None of the Cards' "original six" arrived with much fanfare. Wilson was the Cards' fourth draft pick behind Leonard Davis, Kyle Vanden Bosch and the immortal Michael Stone. Boldin, Hayes and Wells arrived in a draft remembered for the Cards passing on a chance for Terrell Suggs and instead taking Calvin Pace and Bryant Johnson.
Rackers arrived in midseason 2003 to replace Tim Duncan (the kicker, not the NBA all-pro). And Hodel, like Wilson, has been around since 2001, arriving after being cut from a Carolina Panthers' team destined for 1-15.
Since their arrival, McGinnis was fired, Dennis Green was hired and fired, and Ken Whisenhunt was brought in to remake the roster. The Cardinals changed uniforms and stadiums.

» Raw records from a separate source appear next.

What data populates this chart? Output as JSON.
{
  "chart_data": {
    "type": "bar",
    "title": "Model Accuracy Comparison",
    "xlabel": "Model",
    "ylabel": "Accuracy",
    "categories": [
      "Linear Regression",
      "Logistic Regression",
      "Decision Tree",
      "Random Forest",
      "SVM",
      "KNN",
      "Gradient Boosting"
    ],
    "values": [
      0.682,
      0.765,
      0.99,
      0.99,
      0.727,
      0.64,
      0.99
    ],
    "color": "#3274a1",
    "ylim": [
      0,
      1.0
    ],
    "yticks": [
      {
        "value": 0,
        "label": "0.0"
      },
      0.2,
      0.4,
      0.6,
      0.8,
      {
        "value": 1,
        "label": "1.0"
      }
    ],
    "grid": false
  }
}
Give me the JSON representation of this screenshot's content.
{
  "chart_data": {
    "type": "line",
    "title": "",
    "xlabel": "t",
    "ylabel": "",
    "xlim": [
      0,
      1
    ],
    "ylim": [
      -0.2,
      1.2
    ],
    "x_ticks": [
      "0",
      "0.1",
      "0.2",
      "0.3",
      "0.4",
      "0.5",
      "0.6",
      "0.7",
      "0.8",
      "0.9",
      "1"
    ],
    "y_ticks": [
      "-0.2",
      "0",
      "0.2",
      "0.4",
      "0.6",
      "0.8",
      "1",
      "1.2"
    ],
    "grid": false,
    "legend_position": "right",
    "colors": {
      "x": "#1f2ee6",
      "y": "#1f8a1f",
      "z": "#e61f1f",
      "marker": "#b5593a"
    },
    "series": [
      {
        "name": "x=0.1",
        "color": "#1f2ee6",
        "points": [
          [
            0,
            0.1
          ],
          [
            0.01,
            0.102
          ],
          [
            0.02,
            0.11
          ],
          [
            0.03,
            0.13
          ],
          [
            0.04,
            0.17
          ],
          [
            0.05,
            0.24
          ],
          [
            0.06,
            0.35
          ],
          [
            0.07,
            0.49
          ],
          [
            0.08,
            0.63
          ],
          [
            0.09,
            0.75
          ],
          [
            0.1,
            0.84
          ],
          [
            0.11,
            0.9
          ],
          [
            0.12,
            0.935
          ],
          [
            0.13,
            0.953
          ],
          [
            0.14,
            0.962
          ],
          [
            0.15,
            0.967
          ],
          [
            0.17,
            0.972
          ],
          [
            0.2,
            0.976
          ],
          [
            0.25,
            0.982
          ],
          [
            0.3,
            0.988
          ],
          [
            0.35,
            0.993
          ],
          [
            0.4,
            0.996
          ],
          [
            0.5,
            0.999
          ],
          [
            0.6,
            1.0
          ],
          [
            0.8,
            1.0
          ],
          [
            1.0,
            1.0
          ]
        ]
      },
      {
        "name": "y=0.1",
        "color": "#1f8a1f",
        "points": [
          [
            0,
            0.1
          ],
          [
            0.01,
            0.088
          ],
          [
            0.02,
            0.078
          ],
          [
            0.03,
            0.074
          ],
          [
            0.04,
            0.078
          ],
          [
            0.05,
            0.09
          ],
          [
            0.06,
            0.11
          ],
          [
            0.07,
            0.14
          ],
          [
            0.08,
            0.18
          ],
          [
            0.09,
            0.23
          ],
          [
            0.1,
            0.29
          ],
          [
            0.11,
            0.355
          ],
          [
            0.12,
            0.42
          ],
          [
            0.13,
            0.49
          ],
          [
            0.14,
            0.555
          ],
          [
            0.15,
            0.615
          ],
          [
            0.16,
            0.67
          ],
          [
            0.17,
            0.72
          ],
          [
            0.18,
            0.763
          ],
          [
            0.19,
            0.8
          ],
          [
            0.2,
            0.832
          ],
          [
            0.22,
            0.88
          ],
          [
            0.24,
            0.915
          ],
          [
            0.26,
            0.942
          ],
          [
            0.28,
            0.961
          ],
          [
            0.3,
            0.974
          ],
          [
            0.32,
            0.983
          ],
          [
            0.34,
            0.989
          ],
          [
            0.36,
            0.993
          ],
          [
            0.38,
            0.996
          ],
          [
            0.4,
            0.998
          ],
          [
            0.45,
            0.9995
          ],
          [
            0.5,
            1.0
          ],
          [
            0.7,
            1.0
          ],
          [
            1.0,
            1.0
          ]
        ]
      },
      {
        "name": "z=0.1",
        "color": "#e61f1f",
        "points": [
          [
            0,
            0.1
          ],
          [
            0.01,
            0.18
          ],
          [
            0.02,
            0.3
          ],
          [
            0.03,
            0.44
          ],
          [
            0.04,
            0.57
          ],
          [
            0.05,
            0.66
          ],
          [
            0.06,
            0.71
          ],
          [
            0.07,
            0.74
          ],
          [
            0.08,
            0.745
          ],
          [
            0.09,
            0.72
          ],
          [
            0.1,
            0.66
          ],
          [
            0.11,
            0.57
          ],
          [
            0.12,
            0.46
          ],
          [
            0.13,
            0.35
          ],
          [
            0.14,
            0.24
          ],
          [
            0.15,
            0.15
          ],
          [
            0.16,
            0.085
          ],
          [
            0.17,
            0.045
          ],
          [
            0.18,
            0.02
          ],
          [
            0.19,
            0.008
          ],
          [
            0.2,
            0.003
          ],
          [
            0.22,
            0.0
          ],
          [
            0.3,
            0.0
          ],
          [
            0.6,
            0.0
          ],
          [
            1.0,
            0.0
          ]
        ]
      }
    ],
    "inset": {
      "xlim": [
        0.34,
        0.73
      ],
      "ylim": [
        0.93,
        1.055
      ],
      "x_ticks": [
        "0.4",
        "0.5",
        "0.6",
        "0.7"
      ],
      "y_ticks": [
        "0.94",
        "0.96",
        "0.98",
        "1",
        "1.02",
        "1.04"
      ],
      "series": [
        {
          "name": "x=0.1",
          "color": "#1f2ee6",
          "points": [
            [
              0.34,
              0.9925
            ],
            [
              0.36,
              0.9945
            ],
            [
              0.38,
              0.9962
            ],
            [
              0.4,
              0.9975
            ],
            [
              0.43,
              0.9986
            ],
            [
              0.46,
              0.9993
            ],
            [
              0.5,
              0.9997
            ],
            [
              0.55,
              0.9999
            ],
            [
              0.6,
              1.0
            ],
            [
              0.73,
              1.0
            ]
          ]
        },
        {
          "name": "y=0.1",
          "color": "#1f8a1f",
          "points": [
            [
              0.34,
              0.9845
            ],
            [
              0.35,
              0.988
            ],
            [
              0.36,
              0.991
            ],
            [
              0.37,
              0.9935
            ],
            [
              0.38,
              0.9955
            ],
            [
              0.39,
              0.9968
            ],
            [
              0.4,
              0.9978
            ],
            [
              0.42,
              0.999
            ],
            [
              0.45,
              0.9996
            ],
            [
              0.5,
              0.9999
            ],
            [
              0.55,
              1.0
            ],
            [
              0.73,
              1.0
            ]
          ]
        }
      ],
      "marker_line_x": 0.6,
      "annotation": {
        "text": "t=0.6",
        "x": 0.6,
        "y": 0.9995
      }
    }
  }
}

But until this season, the six knew by early December they wouldn't be making the playoffs.
Hayes acknowledged there have been some "stormy times."
"It is easy to get negative," Rackers said. "We see too often guys are ready to change teams because their team is losing rather than sticking it out, working hard, making the guys around you better and getting to this point."
Boldin said there was a feeling around the group that they had helped "jump-start the program." Wilson said he always wanted to finish the job he started when he arrived, which meant staying in Arizona and finally reaching the postseason.
"You have to walk the walk," Wilson said. "You can't waver regardless of the situation, you can't stick your foot in and see if it is hot or cold. You always have to be there, because otherwise guys won't know if they can play with you or not and that's the thing, when you are with an organization for so long, you can't say you're not going to give it your all, because guys look up to that."
The Cardinals' roster is littered with players who have not been to the playoffs. Even players who have been there have had some droughts – quarterback Kurt Warner hasn't been to the postseason since the 2001 season.
If nothing else, Whisenhunt hopes, this first trip will serve as a building block for the future.
"Once you make the playoffs, that's when you really understand the importance of getting in and what the difference is," Whisenhunt said. "That's why teams with a number of guys who have been in the playoffs are more successful because they understand what it takes to get there and what it means to get there."
There is little question the long-time Cards know this. Hodel called this opportunity "precious." Wilson said after eight seasons, the game can't come fast enough.
"You get a great sense of pride you stuck it out," Wilson said, "now that it's finally here."